Le proiezioni si svolgono tra il Cinema Teatro Partenio e il Cinema Multiplex, rafforzando il dialogo tra spazi pubblici e linguaggi.

Il programma si apre il 10 gennaio con Mamma Roma di Pier Paolo Pasolini, capolavoro del cinema italiano che continua a parlare al presente con la sua forza tragica e poetica. Seguono Le città di pianura di Francesco Sossai, sguardo contemporaneo sulle periferie europee, e Un semplice incidente di Jafar Panahi, opera intensa e politica.

Il mese prosegue con due pietre miliari del cinema europeo: 8½ di Federico Fellini, viaggio visionario nell’animo dell’artista, e L’attachement – La tenerezza di Carine Tardieu, delicato racconto sulle relazioni e sull’intimità.

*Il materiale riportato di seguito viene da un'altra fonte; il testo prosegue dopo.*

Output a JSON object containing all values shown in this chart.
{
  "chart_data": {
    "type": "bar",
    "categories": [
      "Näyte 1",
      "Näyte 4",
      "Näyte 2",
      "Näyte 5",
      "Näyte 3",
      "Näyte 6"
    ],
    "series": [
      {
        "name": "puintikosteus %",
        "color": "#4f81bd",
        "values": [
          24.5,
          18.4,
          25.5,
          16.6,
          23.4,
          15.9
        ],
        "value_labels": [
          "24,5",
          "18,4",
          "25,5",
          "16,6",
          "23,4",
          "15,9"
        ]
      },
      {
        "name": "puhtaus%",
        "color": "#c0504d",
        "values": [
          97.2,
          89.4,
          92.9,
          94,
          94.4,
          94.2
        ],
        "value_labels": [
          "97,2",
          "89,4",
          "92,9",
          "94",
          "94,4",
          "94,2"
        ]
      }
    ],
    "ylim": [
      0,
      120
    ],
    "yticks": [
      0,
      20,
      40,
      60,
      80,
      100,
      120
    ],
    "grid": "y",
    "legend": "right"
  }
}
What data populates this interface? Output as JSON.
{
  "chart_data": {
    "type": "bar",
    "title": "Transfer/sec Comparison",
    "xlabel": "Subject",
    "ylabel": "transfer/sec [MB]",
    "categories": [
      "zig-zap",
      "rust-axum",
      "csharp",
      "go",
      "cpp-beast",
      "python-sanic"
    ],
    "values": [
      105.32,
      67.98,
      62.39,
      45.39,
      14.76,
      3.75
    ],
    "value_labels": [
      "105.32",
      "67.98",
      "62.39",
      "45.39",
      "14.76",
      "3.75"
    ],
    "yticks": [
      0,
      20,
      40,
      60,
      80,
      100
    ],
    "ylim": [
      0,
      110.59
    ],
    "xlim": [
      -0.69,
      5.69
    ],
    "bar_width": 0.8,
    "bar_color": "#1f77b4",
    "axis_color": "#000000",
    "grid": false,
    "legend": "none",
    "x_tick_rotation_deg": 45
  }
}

Febbraio si distingue per una forte attenzione al cinema internazionale e al racconto dell’identità. Da Un film fatto per bene di Franco Maresco a No Other Choice di Park Chan-wook, il programma attraversa generi e sensibilità diverse.

Particolarmente attesa Sentimental Value di Joachim Trier, raffinato dramma nordico, e Duse di Pietro Marcello, omaggio intenso a una delle figure più iconiche del teatro italiano. Il mese si chiude con Il portiere di notte di Liliana Cavani e con due opere dedicate all’arte e alla fotografia: Un ritratto in movimento. Omaggio a Mimmo Jodice e Ferdinando Scianna. Il fotografo dell’ombra.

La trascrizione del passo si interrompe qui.